Сашенька, заметив эти странные взгляды, требовательно посмотрела на Мишеля, искренне надеясь, что он хоть что-нибудь объяснит ей, а он вместо этого спросил:

– Это что, твой брат?! – Но у Саши сложилось впечатление, что он и без ненужны подтверждений прекрасно это понял.

– Арсений Иванович Тихонов! – представился мальчик, наконец-то поборовший свою застенчивость. Вспомнив всё то, что слышал о боевых заслугах Мишеля, он по-военному козырнул, беспрестанно улыбаясь.

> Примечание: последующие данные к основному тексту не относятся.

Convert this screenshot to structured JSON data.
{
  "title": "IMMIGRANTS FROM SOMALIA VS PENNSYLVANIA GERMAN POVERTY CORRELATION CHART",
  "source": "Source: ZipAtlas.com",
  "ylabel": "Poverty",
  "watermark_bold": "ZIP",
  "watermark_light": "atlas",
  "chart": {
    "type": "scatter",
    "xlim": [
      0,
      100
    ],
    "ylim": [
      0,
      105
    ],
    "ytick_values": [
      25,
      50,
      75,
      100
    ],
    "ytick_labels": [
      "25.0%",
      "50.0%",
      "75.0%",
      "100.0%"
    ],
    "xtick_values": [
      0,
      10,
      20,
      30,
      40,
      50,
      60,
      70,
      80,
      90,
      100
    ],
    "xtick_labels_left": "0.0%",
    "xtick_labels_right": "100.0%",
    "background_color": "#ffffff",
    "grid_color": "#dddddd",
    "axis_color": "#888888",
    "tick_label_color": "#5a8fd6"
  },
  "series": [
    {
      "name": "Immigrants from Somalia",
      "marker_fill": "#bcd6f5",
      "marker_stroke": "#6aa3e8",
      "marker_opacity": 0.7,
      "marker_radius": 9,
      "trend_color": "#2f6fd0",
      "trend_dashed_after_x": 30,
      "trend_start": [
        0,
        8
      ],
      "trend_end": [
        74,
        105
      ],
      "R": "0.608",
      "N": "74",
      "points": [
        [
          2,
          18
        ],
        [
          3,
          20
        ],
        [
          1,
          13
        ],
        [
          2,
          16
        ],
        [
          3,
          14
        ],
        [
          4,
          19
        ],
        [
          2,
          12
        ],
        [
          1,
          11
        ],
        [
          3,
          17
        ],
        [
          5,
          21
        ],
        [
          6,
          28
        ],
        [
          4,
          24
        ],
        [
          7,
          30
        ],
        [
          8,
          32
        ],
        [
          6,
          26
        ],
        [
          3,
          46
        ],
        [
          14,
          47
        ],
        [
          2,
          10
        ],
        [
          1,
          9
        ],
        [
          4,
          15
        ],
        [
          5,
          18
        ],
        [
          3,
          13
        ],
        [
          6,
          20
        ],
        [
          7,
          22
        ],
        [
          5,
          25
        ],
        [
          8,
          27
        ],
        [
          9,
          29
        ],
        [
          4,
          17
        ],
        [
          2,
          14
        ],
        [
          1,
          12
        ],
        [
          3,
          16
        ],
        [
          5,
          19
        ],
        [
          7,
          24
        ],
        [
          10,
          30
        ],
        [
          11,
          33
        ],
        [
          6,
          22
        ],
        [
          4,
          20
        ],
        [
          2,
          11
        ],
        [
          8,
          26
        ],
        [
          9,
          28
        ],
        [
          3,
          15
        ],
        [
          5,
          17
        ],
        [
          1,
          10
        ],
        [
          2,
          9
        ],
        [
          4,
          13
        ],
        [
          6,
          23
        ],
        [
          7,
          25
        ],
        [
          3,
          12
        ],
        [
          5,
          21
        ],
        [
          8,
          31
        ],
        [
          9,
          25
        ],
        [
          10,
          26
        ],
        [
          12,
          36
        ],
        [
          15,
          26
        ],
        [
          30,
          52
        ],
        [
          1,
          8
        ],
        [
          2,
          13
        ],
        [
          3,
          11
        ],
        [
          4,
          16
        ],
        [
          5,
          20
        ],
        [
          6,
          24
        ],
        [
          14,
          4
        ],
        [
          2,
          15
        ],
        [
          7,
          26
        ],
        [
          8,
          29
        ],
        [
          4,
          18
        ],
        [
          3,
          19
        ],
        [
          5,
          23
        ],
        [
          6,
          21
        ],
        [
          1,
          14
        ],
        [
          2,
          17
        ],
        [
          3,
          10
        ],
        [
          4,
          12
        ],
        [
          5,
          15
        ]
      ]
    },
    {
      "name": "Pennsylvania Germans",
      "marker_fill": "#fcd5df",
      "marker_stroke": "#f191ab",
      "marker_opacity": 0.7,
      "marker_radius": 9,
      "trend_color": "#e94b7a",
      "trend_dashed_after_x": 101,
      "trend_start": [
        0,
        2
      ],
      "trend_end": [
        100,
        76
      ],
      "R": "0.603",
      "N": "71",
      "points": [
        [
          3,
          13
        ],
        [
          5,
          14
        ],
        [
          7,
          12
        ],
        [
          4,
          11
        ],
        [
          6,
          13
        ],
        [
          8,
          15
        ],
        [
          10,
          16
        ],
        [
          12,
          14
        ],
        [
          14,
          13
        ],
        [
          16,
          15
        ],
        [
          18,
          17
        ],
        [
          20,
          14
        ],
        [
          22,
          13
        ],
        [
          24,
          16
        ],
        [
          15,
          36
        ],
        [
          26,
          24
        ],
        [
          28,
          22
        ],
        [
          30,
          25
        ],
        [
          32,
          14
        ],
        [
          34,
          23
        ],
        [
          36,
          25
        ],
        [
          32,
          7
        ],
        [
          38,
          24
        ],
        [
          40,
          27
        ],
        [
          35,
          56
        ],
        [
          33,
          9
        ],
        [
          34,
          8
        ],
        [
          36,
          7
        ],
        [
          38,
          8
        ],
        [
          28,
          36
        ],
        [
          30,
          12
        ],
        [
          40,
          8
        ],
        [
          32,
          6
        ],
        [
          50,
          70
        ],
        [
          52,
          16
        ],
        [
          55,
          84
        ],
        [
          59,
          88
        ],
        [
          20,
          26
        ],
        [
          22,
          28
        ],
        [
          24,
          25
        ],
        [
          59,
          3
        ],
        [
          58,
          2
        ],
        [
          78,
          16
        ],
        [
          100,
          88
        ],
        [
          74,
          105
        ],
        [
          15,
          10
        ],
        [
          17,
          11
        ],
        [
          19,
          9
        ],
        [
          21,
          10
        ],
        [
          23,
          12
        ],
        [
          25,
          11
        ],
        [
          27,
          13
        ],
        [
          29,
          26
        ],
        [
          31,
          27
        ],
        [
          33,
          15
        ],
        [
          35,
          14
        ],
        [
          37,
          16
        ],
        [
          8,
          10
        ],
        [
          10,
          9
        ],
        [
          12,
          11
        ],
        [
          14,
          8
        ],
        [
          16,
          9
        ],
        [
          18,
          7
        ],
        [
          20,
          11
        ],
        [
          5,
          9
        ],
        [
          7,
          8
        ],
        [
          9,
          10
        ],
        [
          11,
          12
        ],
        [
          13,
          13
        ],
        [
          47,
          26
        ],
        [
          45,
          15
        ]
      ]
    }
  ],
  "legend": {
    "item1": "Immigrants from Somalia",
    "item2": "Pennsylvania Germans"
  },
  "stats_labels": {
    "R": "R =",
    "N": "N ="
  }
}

Признаться, мальчик был чудесный – светловолосый, голубоглазый, с родинкой на щеке, он весь прямо-таки лучился каким-то тёплым светом, дружелюбием и добротой. Совсем как его отец в том же возрасте. Мишель даже фотографию помнил: раньше она всегда стояла на каминной полке в гостиной – здесь же, на Остоженке. Алексей, когда съехал, забрал её с собой, и это было единственное, что он взял на память. На фото они стояли все втроём, дети генеральши Волконской: князь Михаил Николаевич, тридцатилетний мужчина с богатырским разворотом плеч, княгиня Юлия Николаевна, молодая женщина с задумчивой улыбкой, и – вот точно такой же добрый, улыбчивый мальчик четырнадцати лет, князь Алексей Николаевич. У них даже манера высоко держать подбородок была одинаковой, и точно такие же ямочки на щеках! Создавалось впечатление, что тот четырнадцатилетний Алёшка сошёл с фотографии, сделанной в далёком 1895-м году – прямо сюда, в широкую светлую прихожую остоженской квартиры. И это было… невероятно.

Тем не менее, самые страшные догадки подтверждало выражение лица этой… женщины, которая поняла, что разоблачена. Не выдержав взгляда Мишеля, она закрыла лицо руками – плечи её поникли. Ничего не понимающие Арсений и Сашенька переглянулись, а потом мальчик, испытывающий невероятный трепет перед князем Волконским – героем войны и боевым офицером! – решил ещё раз попробовать завладеть вниманием своего кумира.

– А вы, должно быть, Михаил Иванович? – спросил он, сделав неуверенный шаг вперёд и протянув руку. – Я очень рад знакомству! А правда ли, что вы спасли жизнь вашему генералу во время сражения под Гродно, за что впоследствии получили орден из рук самого императора?

Арсений, похоже, о военных подвигах Мишеля знал гораздо больше, чем Сашенька. Это её позабавило, а Мишеля приятно удивило, но из оцепенения он всё равно вышел не сразу. Для начала, бросил ещё один взгляд на Алёну – полный презрения, уничтожающий взгляд! А затем нашёл в себе сил улыбнуться и пожал протянутую ладошку Арсения, по-взрослому, уважительно. Насколько Саша знала своего младшего братика, этим жестом Мишель осчастливил его на ближайшие лет десять вперёд. Как горели его глаза! Какой лучезарной сделалась улыбка!